设 $\alpha(x),\beta(x)$ 是 $x\rightarrow x_0$ 时的无穷小量, $\alpha_1(x),\beta_1(x)$ 也是 $x\rightarrow x_0$ 时的无穷小量. 并且当 $x\rightarrow x_0$ 时, $\alpha(x)\sim\alpha_1(x)$, $\beta(x)\sim\beta_1(x)$.
问什么时候有 $\alpha(x)-\beta(x)\sim\alpha_1(x)-\beta_1(x)$?
A. 当 $\alpha(x)$ 与 $\beta(x)$ 不等价时, 可以这样代换.
1
为简单起见, 以下将 $\alpha(x), \beta(x)$ 简记为 $\alpha,\beta$, 其余类似.

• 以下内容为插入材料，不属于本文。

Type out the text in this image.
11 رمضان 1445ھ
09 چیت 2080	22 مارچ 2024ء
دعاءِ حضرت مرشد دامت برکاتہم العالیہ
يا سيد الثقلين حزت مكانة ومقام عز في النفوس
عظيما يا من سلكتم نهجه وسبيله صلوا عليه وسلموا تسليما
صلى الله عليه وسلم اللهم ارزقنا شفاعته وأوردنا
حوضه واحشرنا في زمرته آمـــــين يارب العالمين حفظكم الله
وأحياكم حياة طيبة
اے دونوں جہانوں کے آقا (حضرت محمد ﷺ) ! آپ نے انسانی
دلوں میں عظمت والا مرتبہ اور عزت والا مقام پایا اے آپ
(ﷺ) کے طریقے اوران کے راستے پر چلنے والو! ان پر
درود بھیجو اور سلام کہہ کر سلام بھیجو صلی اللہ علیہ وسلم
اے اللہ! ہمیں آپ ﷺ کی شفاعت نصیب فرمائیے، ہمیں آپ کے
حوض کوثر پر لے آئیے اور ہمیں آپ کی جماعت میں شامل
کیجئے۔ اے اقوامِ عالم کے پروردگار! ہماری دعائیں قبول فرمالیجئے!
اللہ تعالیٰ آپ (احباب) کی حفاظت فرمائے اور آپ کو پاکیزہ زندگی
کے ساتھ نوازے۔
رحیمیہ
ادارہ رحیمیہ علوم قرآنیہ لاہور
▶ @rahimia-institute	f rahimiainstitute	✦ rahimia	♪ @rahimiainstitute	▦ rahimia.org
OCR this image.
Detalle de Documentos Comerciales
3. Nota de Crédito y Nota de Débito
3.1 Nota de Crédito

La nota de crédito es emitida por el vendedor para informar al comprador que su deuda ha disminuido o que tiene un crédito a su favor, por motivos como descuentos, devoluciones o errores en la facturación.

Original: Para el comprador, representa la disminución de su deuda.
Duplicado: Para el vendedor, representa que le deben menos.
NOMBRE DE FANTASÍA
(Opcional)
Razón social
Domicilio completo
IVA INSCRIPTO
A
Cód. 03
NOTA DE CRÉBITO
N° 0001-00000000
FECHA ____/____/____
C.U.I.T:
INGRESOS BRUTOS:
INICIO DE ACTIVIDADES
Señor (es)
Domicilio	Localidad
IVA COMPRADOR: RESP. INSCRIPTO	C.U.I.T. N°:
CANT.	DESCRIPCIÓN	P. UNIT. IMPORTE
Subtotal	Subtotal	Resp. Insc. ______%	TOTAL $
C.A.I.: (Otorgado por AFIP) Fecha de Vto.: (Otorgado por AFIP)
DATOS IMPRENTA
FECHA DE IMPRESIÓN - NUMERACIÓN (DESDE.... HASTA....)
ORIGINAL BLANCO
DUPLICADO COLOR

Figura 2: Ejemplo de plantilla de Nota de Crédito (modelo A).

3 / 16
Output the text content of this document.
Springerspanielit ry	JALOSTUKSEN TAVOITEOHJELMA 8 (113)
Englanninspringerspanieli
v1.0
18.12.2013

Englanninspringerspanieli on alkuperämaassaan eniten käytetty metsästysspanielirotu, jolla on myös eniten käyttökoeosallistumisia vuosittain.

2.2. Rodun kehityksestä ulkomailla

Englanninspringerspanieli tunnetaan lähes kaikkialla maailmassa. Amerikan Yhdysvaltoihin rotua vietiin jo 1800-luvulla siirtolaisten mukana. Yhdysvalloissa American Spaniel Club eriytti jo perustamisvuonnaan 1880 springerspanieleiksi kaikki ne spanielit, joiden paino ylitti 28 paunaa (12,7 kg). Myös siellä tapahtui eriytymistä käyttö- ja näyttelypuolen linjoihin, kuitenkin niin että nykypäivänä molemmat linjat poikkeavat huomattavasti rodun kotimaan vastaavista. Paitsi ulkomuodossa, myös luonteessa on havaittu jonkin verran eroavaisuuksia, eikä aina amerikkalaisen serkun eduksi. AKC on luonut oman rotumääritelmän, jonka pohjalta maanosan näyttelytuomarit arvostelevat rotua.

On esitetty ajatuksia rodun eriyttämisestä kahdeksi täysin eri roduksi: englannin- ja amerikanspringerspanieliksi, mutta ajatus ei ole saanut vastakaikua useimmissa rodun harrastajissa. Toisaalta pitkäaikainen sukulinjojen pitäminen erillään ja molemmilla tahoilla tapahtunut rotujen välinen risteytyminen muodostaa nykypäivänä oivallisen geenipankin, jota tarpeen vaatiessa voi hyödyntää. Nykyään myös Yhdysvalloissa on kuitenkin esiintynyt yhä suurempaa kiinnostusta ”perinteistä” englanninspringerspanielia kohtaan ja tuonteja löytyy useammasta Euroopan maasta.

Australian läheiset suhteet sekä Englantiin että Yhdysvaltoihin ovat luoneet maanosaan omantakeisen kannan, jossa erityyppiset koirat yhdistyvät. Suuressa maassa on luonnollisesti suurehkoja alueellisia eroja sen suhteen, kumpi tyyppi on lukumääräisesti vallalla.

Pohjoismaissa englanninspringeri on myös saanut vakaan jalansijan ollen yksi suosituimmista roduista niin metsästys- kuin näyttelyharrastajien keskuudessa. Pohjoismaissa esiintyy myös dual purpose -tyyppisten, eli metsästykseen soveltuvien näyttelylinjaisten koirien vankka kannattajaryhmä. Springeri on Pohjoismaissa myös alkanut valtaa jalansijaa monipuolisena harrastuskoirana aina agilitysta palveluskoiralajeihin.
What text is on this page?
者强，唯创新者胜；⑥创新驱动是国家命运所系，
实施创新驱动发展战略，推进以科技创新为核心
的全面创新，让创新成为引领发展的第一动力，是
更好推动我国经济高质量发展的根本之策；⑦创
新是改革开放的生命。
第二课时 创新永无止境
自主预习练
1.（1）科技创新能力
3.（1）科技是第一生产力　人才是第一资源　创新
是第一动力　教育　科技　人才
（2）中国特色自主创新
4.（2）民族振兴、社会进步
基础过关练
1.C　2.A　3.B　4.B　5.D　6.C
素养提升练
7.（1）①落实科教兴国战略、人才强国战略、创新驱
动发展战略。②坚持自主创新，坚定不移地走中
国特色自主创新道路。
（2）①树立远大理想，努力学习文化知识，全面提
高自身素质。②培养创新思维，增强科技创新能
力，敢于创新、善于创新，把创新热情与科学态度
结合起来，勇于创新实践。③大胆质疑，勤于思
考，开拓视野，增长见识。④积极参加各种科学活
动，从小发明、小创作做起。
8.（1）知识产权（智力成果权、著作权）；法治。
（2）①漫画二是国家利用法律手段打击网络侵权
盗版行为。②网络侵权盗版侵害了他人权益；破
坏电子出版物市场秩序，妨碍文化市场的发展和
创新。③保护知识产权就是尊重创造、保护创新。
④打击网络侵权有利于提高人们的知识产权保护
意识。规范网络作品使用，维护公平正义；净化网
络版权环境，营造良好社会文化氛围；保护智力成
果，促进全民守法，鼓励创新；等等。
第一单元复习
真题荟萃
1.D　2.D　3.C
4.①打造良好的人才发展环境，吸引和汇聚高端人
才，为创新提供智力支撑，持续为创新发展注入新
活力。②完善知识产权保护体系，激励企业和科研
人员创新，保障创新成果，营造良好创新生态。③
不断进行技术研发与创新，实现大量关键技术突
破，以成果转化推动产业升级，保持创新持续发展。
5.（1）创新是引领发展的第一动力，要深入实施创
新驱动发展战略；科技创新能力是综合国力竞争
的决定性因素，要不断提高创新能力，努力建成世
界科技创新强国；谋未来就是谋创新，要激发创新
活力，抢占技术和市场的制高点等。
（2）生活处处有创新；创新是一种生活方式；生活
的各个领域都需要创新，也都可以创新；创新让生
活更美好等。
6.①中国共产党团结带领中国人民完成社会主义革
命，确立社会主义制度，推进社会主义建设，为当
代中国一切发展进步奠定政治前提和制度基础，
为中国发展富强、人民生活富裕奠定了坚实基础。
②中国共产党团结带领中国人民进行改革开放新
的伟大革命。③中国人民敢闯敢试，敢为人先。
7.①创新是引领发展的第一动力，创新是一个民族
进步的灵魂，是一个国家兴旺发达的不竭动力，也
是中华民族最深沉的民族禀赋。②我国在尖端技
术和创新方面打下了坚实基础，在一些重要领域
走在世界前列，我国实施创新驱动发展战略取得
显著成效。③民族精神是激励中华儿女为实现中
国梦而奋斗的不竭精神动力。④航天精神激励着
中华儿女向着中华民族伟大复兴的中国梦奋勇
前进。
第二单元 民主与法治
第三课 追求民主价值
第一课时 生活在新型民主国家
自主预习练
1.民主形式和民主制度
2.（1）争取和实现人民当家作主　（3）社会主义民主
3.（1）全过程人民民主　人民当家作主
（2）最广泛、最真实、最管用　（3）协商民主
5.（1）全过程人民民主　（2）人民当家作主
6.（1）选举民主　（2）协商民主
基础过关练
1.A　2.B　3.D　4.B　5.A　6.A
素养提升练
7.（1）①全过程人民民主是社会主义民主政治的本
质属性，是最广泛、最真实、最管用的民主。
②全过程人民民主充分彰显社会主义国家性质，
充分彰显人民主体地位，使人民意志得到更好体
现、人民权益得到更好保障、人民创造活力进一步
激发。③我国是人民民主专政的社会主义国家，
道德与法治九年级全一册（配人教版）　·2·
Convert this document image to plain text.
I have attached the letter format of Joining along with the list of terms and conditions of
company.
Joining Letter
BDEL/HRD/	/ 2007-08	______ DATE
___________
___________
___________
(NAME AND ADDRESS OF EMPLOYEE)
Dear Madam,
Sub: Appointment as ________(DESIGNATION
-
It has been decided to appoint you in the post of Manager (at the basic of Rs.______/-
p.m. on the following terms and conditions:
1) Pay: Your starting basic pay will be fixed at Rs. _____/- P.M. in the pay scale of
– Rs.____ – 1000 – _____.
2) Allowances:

(1) 若 $\alpha=o(\beta)$, 则 $\alpha_1=o(\beta_1)$. 从而有
\[
\lim_{x\rightarrow x_0}\frac{\alpha-\beta}{\alpha_1-\beta_1}=\lim_{x\rightarrow x_0}\frac{\beta_1}{\beta}\cdot\frac{\alpha-\beta}{\alpha_1-\beta_1}=\lim_{x\rightarrow x_0}\frac{\frac{\alpha}{\beta}-1}{\frac{\alpha_1}{\beta_1}-1}=\frac{0-1}{0-1}=1
\]
(2) 若 $\beta=o(\alpha)$, 则 $\beta_1=o(\alpha_1)$. 类似上面可证明
\[
\lim_{x\rightarrow x_0}\frac{\alpha-\beta}{\alpha_1-\beta_1}=1.
\]
(3) 若 $\alpha$ 与 $\beta$ 是同阶非等价无穷小, 则 $\alpha_1$ 与 $\beta_1$ 也是同阶非等价无穷小. 不妨设 $\lim\limits_{x\rightarrow x_0}\frac{\alpha}{\beta}=k$($k\neq 1$), 则 $\lim\limits_{x\rightarrow x_0}\frac{\alpha_1}{\beta_1}=k$. 于是
\[
\begin{split}
\lim_{x\rightarrow x_0}\frac{\alpha-\beta}{\alpha_1-\beta_1}&=\lim_{x\rightarrow x_0}(\frac{\alpha}{\alpha_1-\beta_1}-\frac{\beta}{\alpha_1-\beta_1})\\
&=\lim_{x\rightarrow x_0}\frac{\alpha}{\alpha_1-\beta_1}-\lim_{x\rightarrow x_0}\frac{\beta}{\alpha_1-\beta_1}\\
&=\lim_{x\rightarrow x_0}\frac{\frac{\alpha}{\alpha_1}}{1-\frac{\beta_1}{\alpha_1}}-\lim_{x\rightarrow x_0}\frac{\frac{\beta}{\beta_1}}{\frac{\alpha_1}{\beta_1}-1}\\
&=\frac{1}{1-\frac{1}{k}}-\frac{1}{k-1}\\
&=\frac{k}{k-1}-\frac{1}{k-1}\\
&=1.
\end{split}
\]